Faudra-t-il interdire, un temps, la circulation entre régions dans ce cas ?
Non je ne dis pas ça. Il doit y avoir une discussion entre l’Etat et les régions. J’ai demandé au Ministre des Transports que nous nous mettions autour de la table, Présidents de Régions et Etat pour mettre en place des plans de transports intelligents qui prennent en compte tous ces éléments.
Qu’avez-vous mis en place dans votre région pour répondre à la crise ?

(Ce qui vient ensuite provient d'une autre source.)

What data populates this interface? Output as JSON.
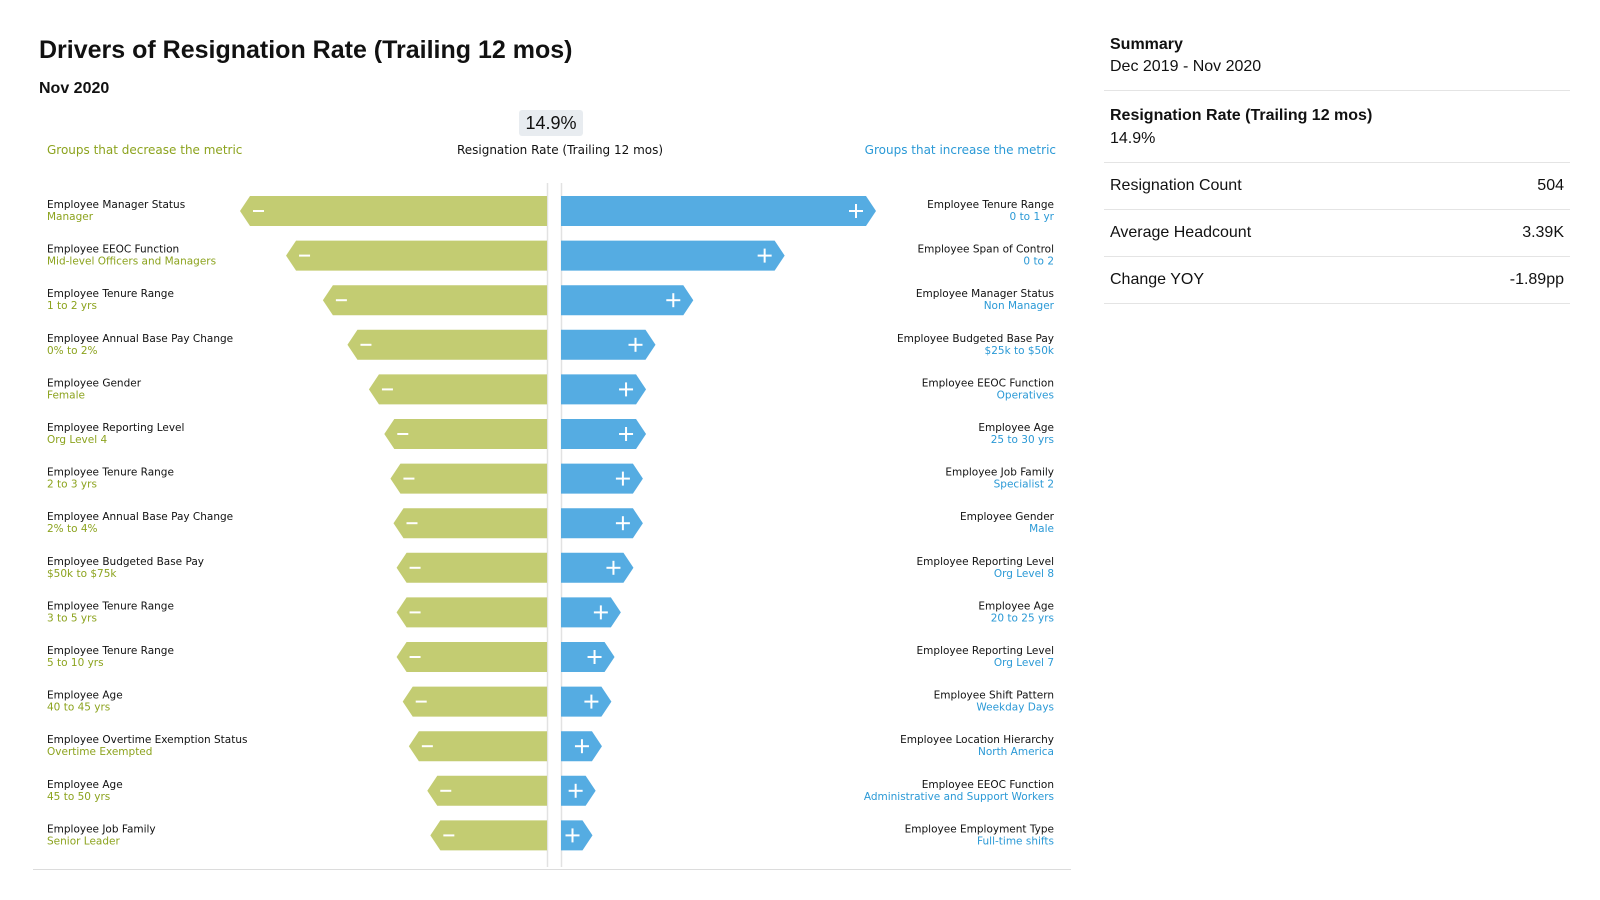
{
  "header": {
    "title": "Drivers of Resignation Rate (Trailing 12 mos)",
    "subtitle": "Nov 2020"
  },
  "metric": {
    "value": "14.9%",
    "label": "Resignation Rate (Trailing 12 mos)"
  },
  "legend": {
    "decrease": "Groups that decrease the metric",
    "increase": "Groups that increase the metric"
  },
  "colors": {
    "decrease": "#c3cc72",
    "decrease_text": "#8ca31e",
    "increase": "#55ace2",
    "increase_text": "#2a99d6"
  },
  "chart_data": {
    "type": "bar",
    "orientation": "horizontal-diverging",
    "decrease": [
      {
        "name": "Employee Manager Status",
        "value": "Manager",
        "magnitude": 100
      },
      {
        "name": "Employee EEOC Function",
        "value": "Mid-level Officers and Managers",
        "magnitude": 85
      },
      {
        "name": "Employee Tenure Range",
        "value": "1 to 2 yrs",
        "magnitude": 73
      },
      {
        "name": "Employee Annual Base Pay Change",
        "value": "0% to 2%",
        "magnitude": 65
      },
      {
        "name": "Employee Gender",
        "value": "Female",
        "magnitude": 58
      },
      {
        "name": "Employee Reporting Level",
        "value": "Org Level 4",
        "magnitude": 53
      },
      {
        "name": "Employee Tenure Range",
        "value": "2 to 3 yrs",
        "magnitude": 51
      },
      {
        "name": "Employee Annual Base Pay Change",
        "value": "2% to 4%",
        "magnitude": 50
      },
      {
        "name": "Employee Budgeted Base Pay",
        "value": "$50k to $75k",
        "magnitude": 49
      },
      {
        "name": "Employee Tenure Range",
        "value": "3 to 5 yrs",
        "magnitude": 49
      },
      {
        "name": "Employee Tenure Range",
        "value": "5 to 10 yrs",
        "magnitude": 49
      },
      {
        "name": "Employee Age",
        "value": "40 to 45 yrs",
        "magnitude": 47
      },
      {
        "name": "Employee Overtime Exemption Status",
        "value": "Overtime Exempted",
        "magnitude": 45
      },
      {
        "name": "Employee Age",
        "value": "45 to 50 yrs",
        "magnitude": 39
      },
      {
        "name": "Employee Job Family",
        "value": "Senior Leader",
        "magnitude": 38
      }
    ],
    "increase": [
      {
        "name": "Employee Tenure Range",
        "value": "0 to 1 yr",
        "magnitude": 100
      },
      {
        "name": "Employee Span of Control",
        "value": "0 to 2",
        "magnitude": 71
      },
      {
        "name": "Employee Manager Status",
        "value": "Non Manager",
        "magnitude": 42
      },
      {
        "name": "Employee Budgeted Base Pay",
        "value": "$25k to $50k",
        "magnitude": 30
      },
      {
        "name": "Employee EEOC Function",
        "value": "Operatives",
        "magnitude": 27
      },
      {
        "name": "Employee Age",
        "value": "25 to 30 yrs",
        "magnitude": 27
      },
      {
        "name": "Employee Job Family",
        "value": "Specialist 2",
        "magnitude": 26
      },
      {
        "name": "Employee Gender",
        "value": "Male",
        "magnitude": 26
      },
      {
        "name": "Employee Reporting Level",
        "value": "Org Level 8",
        "magnitude": 23
      },
      {
        "name": "Employee Age",
        "value": "20 to 25 yrs",
        "magnitude": 19
      },
      {
        "name": "Employee Reporting Level",
        "value": "Org Level 7",
        "magnitude": 17
      },
      {
        "name": "Employee Shift Pattern",
        "value": "Weekday Days",
        "magnitude": 16
      },
      {
        "name": "Employee Location Hierarchy",
        "value": "North America",
        "magnitude": 13
      },
      {
        "name": "Employee EEOC Function",
        "value": "Administrative and Support Workers",
        "magnitude": 11
      },
      {
        "name": "Employee Employment Type",
        "value": "Full-time shifts",
        "magnitude": 10
      }
    ]
  },
  "summary": {
    "title": "Summary",
    "date_range": "Dec 2019 - Nov 2020",
    "rate_title": "Resignation Rate (Trailing 12 mos)",
    "rate_value": "14.9%",
    "rows": [
      {
        "label": "Resignation Count",
        "value": "504"
      },
      {
        "label": "Average Headcount",
        "value": "3.39K"
      },
      {
        "label": "Change YOY",
        "value": "-1.89pp"
      }
    ]
  }
}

Nous faisons notre maximum pour faire en sorte de répondre aux différents besoins. On est ainsi en train de consacrer un total de 70 millions d’euros pour venir en aide aux entreprises les plus fragiles. Dans le secteur du tourisme, le naufrage est tel que le risque est que beaucoup ne réouvre jamais. On met également en place un fonds d’urgence de plusieurs millions d’euros pour accompagner les secteurs de la culture et du sport, qui eux aussi subissent de plein fouet cette crise. On a acheté près de 8 millions de masques pour équiper le personnel soignant, les entreprises, les collectivités et demain nos agents qui reprendront le travail…
Que pensez-vous de l’idée d’un gouvernement d’union nationale ?
L’union nationale s’est faite sur le terrain. Tout le monde cherche à faire le mieux possible – les maires, les présidents de région, de département… tout le monde. Mais un gouvernement d’union nationale, c’est créé les conditions pour que la seule alternative possible devienne Marine Le Pen.